Most people assume the 2007 movie Lust, Caution directed by Ang Lee is based on a real- life assassination in World War 2 Shanghai as narrated in the novella Lust, Caution by Eileen Chang (published 1979).
This is a wrong assumption. The errors are perpetuated in Wikipedia.
Wikipedia states the genesis of the movie Lust, Caution as follows –
Lust, Caution (Chinese: 色,戒; pinyin: Sè, Jiè; Jyutping: Sik1Gaai3) is a 2007 erotic period espionage romantic mystery film [4] directed by Ang Lee, based on the 1979 novella by Eileen Chang. Lust, Caution is set in Hong Kong in 1938 and in Shanghai in 1942, when the city was occupied by the Imperial Japanese Army and ruled by the puppet government led by Wang Jingwei. The film depicts a group of Chinese university students from The University of Hong Kong who plot to assassinate a high-ranking special agent and recruiter working for the puppet government by luring him into a honey trap. The film is generally accepted to be based on the historical event of Chinese spy Zheng Pingru’s failed attempt to assassinate the Japanese collaborator Ding Mocun.[5]
In fact, Eileen Chang (a direct descendent of Li Hung Chang) did not base her story on any real events. Her work is entirely a work of fiction.

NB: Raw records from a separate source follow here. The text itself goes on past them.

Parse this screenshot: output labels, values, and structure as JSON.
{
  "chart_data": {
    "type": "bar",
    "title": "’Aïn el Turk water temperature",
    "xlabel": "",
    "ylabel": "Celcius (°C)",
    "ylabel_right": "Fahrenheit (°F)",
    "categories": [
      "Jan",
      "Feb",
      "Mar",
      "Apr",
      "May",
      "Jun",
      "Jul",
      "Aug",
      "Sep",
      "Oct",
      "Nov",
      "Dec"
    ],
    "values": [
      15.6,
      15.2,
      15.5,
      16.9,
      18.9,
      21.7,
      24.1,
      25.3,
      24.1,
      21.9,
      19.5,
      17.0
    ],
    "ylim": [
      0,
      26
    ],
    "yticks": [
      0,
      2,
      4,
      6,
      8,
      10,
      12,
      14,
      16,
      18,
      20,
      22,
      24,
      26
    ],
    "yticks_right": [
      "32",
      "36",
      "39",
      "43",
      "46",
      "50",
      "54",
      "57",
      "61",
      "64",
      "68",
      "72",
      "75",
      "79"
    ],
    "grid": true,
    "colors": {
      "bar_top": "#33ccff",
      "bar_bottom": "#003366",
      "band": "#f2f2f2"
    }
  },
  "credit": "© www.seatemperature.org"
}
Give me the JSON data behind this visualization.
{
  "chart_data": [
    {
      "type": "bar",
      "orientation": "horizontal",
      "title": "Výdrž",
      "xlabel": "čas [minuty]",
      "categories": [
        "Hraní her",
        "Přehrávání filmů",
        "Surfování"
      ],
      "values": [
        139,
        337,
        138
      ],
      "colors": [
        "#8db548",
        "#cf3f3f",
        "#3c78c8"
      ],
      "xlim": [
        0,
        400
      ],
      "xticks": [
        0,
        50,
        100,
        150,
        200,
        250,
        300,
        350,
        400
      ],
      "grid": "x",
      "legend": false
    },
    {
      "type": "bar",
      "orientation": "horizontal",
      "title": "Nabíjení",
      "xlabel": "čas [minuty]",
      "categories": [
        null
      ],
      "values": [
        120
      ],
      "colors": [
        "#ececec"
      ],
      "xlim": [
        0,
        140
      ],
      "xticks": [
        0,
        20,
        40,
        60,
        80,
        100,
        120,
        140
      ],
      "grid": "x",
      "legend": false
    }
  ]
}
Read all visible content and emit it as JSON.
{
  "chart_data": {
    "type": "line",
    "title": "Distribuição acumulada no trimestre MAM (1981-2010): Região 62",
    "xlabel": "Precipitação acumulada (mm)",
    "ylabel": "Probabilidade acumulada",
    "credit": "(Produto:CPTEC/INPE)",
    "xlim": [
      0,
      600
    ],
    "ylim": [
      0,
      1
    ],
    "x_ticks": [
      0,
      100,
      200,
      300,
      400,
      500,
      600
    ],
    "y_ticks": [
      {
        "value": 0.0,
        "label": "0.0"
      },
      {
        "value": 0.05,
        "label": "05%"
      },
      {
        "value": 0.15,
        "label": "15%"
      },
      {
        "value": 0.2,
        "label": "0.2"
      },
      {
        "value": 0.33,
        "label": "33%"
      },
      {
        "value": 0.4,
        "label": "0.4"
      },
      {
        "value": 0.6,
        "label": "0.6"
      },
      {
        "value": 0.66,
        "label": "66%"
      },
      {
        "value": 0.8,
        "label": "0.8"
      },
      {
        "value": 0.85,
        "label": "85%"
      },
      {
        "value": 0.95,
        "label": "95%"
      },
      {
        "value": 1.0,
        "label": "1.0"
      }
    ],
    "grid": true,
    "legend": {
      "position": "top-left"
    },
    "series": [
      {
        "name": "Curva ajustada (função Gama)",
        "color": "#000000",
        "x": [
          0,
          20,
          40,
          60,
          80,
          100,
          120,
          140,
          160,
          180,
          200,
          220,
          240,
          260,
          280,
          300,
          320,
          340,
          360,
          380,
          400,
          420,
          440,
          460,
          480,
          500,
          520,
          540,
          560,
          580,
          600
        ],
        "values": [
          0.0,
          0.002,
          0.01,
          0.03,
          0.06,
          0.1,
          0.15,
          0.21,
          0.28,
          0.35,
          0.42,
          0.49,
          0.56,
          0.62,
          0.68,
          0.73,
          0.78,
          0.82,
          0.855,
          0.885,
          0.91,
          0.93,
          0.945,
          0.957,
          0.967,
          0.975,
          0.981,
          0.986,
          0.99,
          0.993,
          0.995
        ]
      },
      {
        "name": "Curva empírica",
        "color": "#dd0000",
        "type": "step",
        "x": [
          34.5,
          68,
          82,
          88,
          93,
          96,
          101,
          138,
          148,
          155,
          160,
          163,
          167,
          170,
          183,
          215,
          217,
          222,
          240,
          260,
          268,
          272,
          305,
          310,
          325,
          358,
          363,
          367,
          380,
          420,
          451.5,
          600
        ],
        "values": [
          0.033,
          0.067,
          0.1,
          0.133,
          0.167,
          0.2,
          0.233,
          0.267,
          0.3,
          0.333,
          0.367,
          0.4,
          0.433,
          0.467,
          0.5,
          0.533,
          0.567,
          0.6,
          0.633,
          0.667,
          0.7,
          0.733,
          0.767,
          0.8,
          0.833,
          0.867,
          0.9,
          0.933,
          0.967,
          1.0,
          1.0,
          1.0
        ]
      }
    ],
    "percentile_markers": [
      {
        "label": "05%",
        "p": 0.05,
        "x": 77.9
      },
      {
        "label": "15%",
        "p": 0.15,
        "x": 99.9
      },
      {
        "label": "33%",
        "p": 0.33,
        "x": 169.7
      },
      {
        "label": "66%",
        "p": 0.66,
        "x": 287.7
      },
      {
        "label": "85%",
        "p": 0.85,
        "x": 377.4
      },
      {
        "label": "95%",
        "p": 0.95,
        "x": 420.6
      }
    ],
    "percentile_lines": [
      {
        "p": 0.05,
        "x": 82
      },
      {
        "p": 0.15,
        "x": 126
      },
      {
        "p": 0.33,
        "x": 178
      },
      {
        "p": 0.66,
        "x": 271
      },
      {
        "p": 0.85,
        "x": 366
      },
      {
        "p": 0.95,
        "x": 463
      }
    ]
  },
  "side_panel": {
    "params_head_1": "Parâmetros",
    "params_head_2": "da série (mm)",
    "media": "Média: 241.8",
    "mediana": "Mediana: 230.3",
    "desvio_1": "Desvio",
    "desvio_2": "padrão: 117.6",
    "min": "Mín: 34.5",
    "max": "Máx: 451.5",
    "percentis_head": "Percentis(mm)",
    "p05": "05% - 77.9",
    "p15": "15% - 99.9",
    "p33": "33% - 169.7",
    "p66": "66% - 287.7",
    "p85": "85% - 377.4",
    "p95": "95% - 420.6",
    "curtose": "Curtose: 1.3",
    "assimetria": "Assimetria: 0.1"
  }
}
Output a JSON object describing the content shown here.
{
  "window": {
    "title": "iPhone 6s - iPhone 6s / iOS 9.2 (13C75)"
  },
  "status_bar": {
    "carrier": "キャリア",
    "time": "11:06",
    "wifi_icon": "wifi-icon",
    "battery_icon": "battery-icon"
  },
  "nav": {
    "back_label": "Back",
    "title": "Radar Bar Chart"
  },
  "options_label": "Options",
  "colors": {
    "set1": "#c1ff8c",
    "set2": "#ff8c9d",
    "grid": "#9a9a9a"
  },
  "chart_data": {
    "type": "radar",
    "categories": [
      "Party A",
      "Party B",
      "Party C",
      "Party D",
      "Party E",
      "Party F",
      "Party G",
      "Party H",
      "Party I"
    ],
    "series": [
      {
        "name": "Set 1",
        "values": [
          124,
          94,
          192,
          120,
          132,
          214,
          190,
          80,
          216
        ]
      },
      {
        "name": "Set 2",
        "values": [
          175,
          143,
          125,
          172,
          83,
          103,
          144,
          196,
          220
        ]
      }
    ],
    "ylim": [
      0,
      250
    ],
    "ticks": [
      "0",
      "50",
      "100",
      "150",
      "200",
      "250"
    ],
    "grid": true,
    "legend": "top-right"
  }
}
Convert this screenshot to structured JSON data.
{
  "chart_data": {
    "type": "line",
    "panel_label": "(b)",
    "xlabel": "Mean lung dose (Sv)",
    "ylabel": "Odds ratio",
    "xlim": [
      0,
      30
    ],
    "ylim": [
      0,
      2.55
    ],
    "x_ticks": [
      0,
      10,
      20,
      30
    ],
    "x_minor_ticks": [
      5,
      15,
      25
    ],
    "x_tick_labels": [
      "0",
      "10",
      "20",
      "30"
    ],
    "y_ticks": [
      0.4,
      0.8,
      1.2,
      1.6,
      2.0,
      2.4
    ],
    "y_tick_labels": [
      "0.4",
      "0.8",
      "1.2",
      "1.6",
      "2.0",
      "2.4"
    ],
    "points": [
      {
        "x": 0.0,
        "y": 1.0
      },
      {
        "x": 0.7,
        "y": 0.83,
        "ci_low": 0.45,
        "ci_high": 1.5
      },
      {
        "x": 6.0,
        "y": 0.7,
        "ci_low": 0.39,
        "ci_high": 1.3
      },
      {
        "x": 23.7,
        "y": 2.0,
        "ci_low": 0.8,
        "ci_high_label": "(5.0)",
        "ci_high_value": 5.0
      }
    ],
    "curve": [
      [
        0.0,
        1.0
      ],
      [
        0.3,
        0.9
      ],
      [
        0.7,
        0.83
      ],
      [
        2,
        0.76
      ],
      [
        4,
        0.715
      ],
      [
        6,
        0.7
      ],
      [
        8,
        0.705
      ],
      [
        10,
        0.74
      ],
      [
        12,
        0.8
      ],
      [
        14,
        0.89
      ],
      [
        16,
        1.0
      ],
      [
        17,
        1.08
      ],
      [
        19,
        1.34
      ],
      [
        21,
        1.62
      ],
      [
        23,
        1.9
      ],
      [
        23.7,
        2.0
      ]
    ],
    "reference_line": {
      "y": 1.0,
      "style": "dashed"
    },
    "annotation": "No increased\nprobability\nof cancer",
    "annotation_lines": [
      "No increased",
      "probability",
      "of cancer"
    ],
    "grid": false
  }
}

This can be seen from the Penguin Edition of the English translation of Lust, Caution. In her Editor’s Afterword, Julia Lovell never made the linkage.
Neither did Lovell linked the novella to the real-life assassination attempt on Ding.
The linkage is imagined by some people and now has become part of folklore.
The real-life assassination attempt was not carried out by a young mistress of Ding. She just led him into an ambush. She had divided loyalties as she wished to help China but was in love with Ding. (Harmsen p88 and 193).